As he was being wheeled in to the operating theatre in Thailand in 2006 for his vaginoplasty, Daniel was thinking “Don’t do it”. Waking up was hard. His thighs were black and blue. He had a bit of relief for six months after, but then the depression set in. In 2016, he was praying and he heard the voice of God, saying, “I created you male, you are walking around in a female role that is not your creation. You need to turn around and go back to your birth gender.” The same morning he emailed his pastor, sister and friends, and went on a mission to remove all traces of his Danielle identity from his home.
Or so he says now. We reimagine our histories and memories when we recall them, laying them down anew. He had an unhappy childhood. He lived with his mother after his father divorced her because of her alcoholism. She would bath him, and pay great attention to his genitals, telling him men were bad. He started wearing his mother’s and sister’s clothes when he was eight. He feared being male. He became alcoholic, and when he got sober in1994 he had a social transition, dressing female but without hormones or surgery. It was a shock to his US Bible-belt community. People avoided him. The isolation was too much, so he reverted, and moved north as a man. But then he was reading about transition, and got “tunnel vision”- he thought if only he could transition medically he would be happy.
He feels he was dishonest with the psychiatrist: he did not tell her he was abused as a child, and she did not ask him. (Odd- mine took a full history, back to childhood.) “I was living in fear of exposing those deep dark secrets.” Possibly, he has a different view of them now. Now, that experience of being bathed is a big thing for him. Perhaps then it did not seem so fundamental to his experience since. After all, trans women generally believe we have an innate gender identity. Having reverted, he has to find some reason why he was wrong to transition. So now he says his transition was his fault. He had breast removal and T injections to get his manly shape back. He has recently had an assessment for a phalloplasty operation, but the doctors found his liver function was not good enough. He will be reassessed.

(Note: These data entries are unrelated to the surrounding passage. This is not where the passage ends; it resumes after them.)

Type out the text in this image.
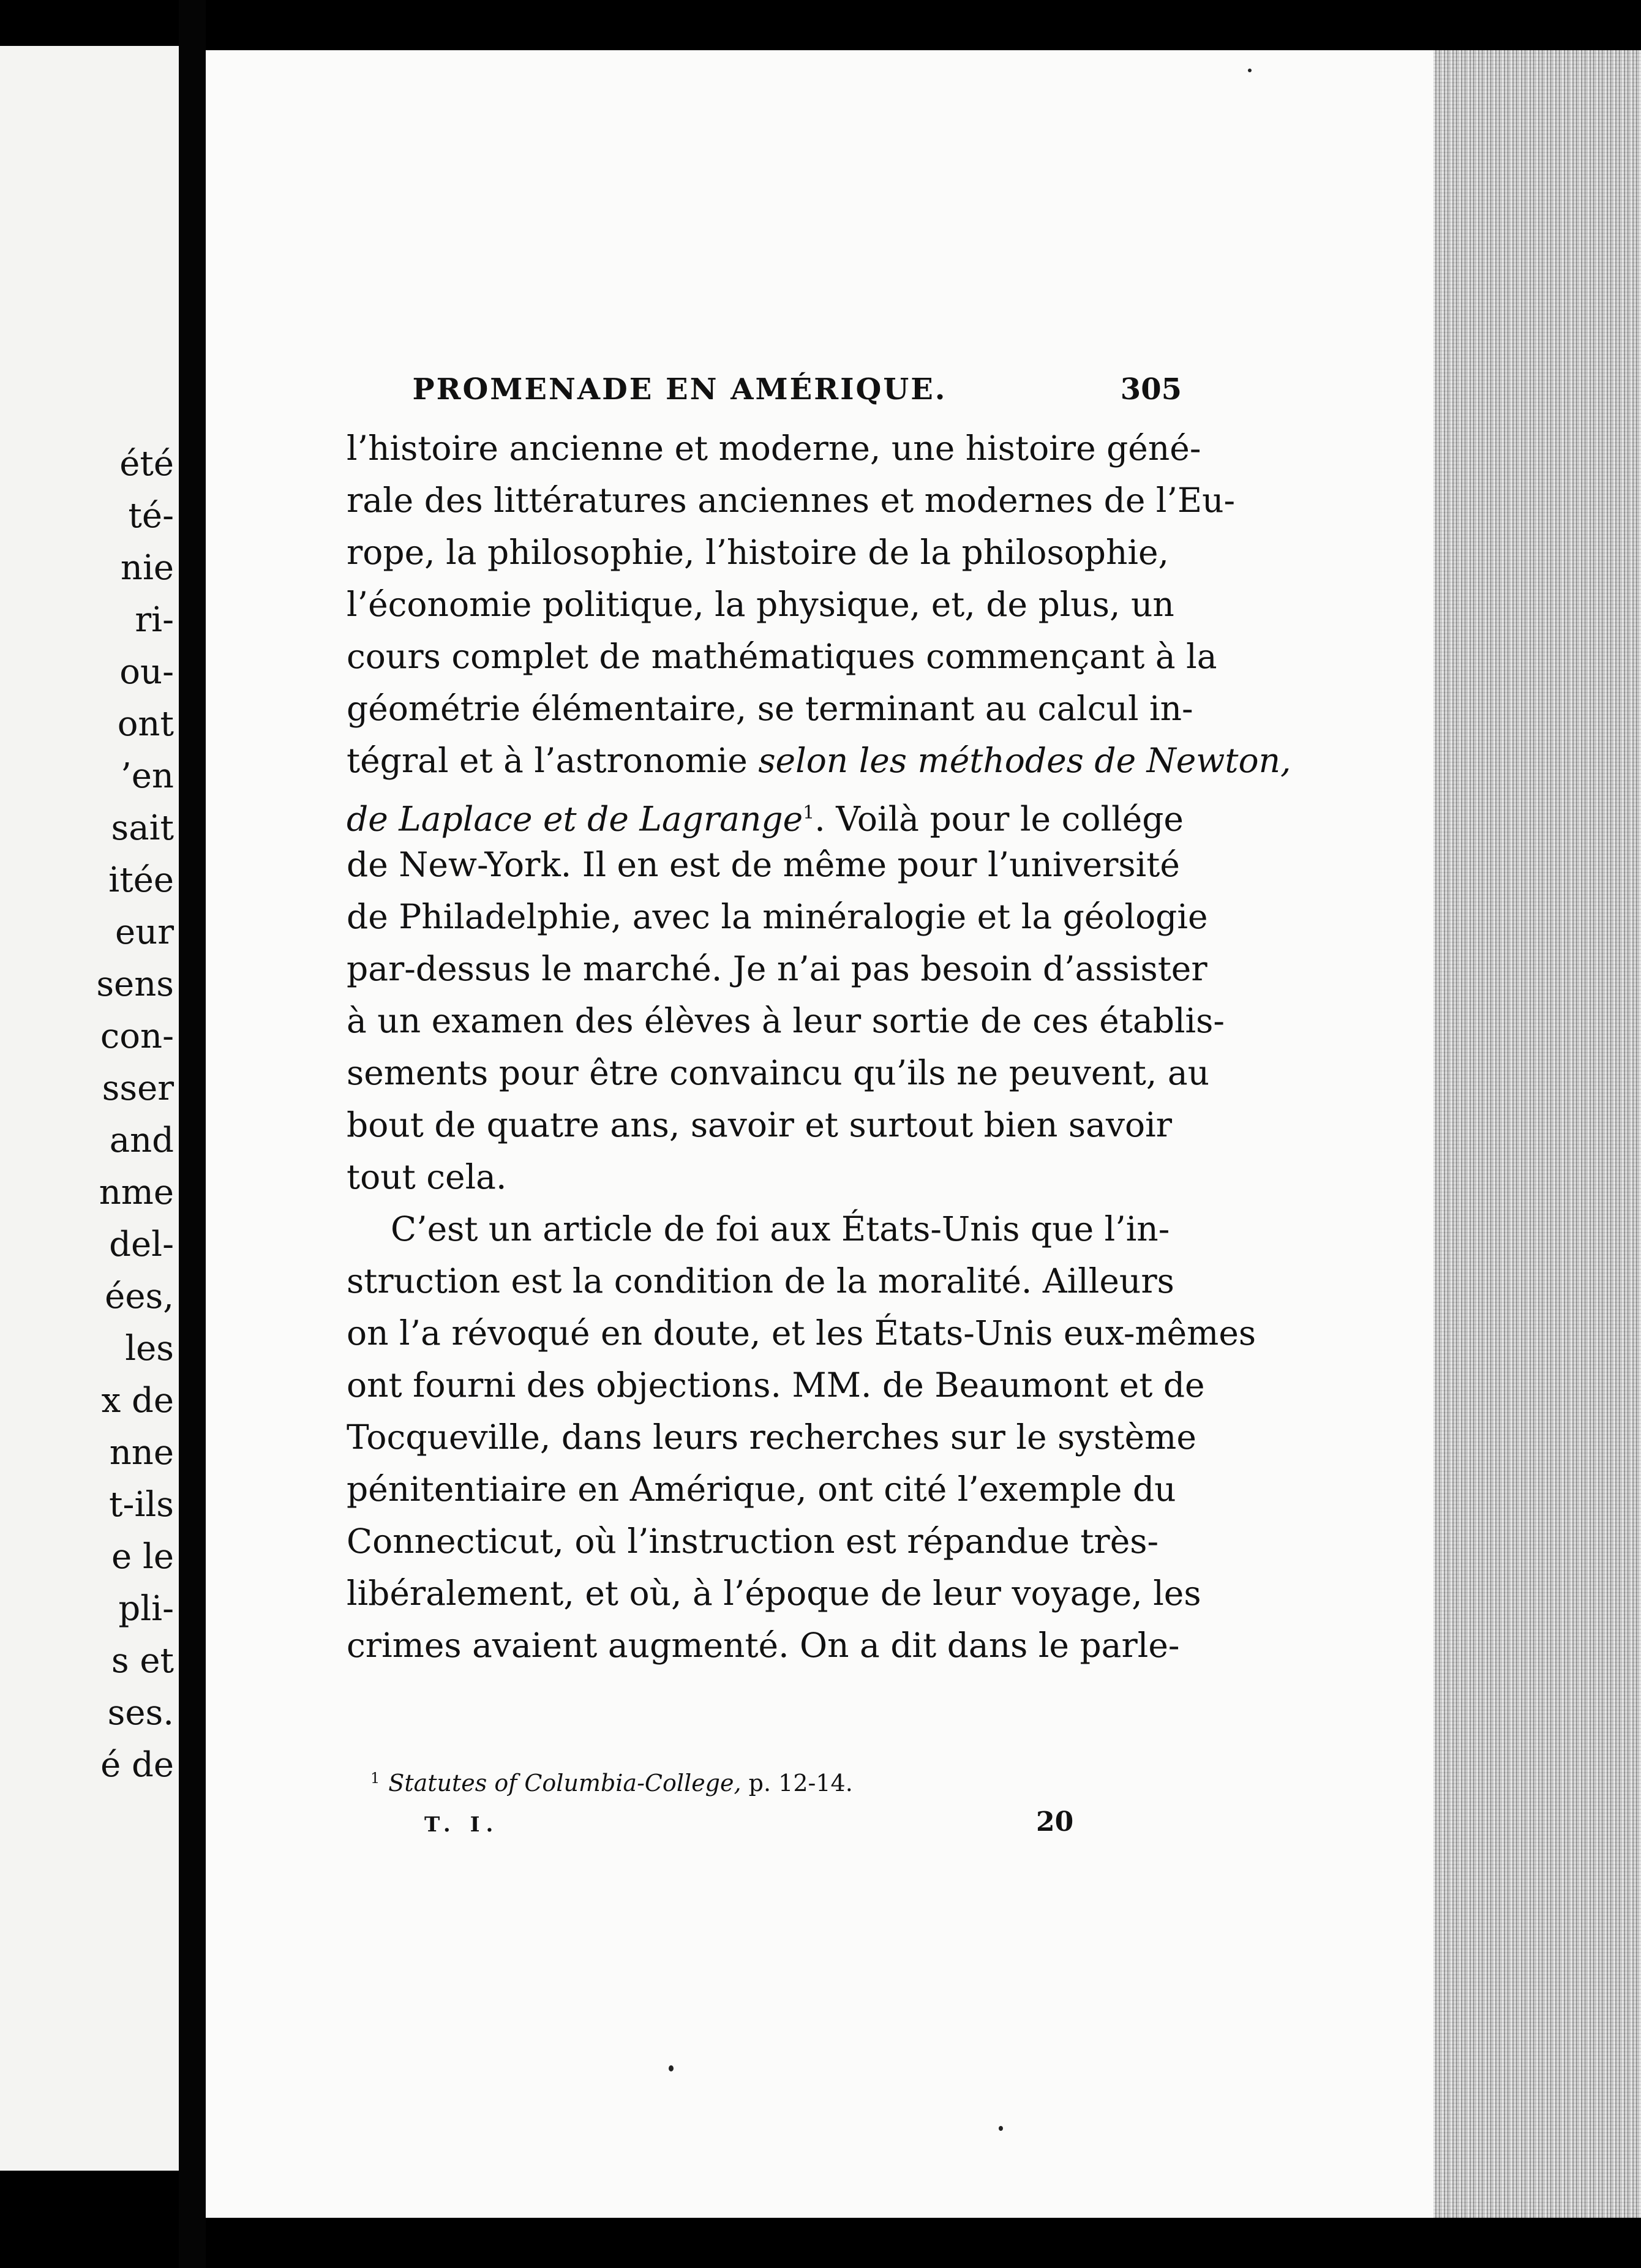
été
té-
nie
ri-
ou-
ont
’en
sait
itée
eur
sens
con-
sser
and
nme
del-
ées,
les
x de
nne
t-ils
e le
pli-
s et
ses.
é de
PROMENADE EN AMÉRIQUE.	305
l’histoire ancienne et moderne, une histoire géné-
rale des littératures anciennes et modernes de l’Eu-
rope, la philosophie, l’histoire de la philosophie,
l’économie politique, la physique, et, de plus, un
cours complet de mathématiques commençant à la
géométrie élémentaire, se terminant au calcul in-
tégral et à l’astronomie selon les méthodes de Newton,
de Laplace et de Lagrange$^1$. Voilà pour le collége
de New-York. Il en est de même pour l’université
de Philadelphie, avec la minéralogie et la géologie
par-dessus le marché. Je n’ai pas besoin d’assister
à un examen des élèves à leur sortie de ces établis-
sements pour être convaincu qu’ils ne peuvent, au
bout de quatre ans, savoir et surtout bien savoir
tout cela.
C’est un article de foi aux États-Unis que l’in-
struction est la condition de la moralité. Ailleurs
on l’a révoqué en doute, et les États-Unis eux-mêmes
ont fourni des objections. MM. de Beaumont et de
Tocqueville, dans leurs recherches sur le système
pénitentiaire en Amérique, ont cité l’exemple du
Connecticut, où l’instruction est répandue très-
libéralement, et où, à l’époque de leur voyage, les
crimes avaient augmenté. On a dit dans le parle-
$^1$ Statutes of Columbia-College, p. 12-14.
T. I.	20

Surgeons did not want to consider phalloplasty when they heard he was reversing a vaginoplasty. Eventually he found Miroslav Đorđević, who has completed thirteen phalloplasties for such patients. He has inserted a penile implant for sexual intercourse in six, and the others are awaiting assessment; and he has 25 new candidates. He says candidates are not properly assessed before vaginoplasty, and the patients are very distressed, regretting not just the result but the wrong decision.
He has found a wife through a Christian dating site. She is Latina, and they were using a translation app to communicate.
Trans people sometimes say most regret is because the result is sub-optimal, rather than because the decision was wrong. Dr Asa Radix, of the WPATH Standards of Care revision committee, says few patients have returned to tell her that they are detransitioning without some external factor, such as feeling unsafe on the streets, or losing their job. That would seem to indicate there had been no misdiagnosis, that the psychiatrists had been right.
In 2004, in Thailand, a psychologist at the hospital asked me if I was sure. She said they would be delighted for me to preserve my genitals.
Brian Belovitch, as a young gay man, ran away from an abusive and prejudiced working class neighbourhood to a trans ghetto. As a child, he had been mistaken for a girl. He became a vivacious woman, Natalia, a hostess on the New York club scene. He took heroin and crack. He felt he had four choices- being a trans woman with a penis, gender confirmation surgery, suicide, or undoing the hormonal changes and accepting himself as a gender non-conforming pretty man. So he identifies as gender fluid, and talks of retransition not detransitioning- he is moving on, not turning back.
We need to see these options before we have the gender surgery. The problem is transnormativity, the belief that gender dysphoria should be treated by a binary medical transition, and gender stereotypes, often with grudging acceptance of people who go through that transition greater than of people who are gender non-conforming.
Lilian Huck reverted because when she started oestrogen she had heart problems, so it was stopped. She found herself developing chest hair again. So she reverted. Then she saw a suicide prevention psychologist, who asked her how she would like to be buried- in a dress. She is living female again. None of these decisions are easy.
From the BBC World Service documentary he2she2he.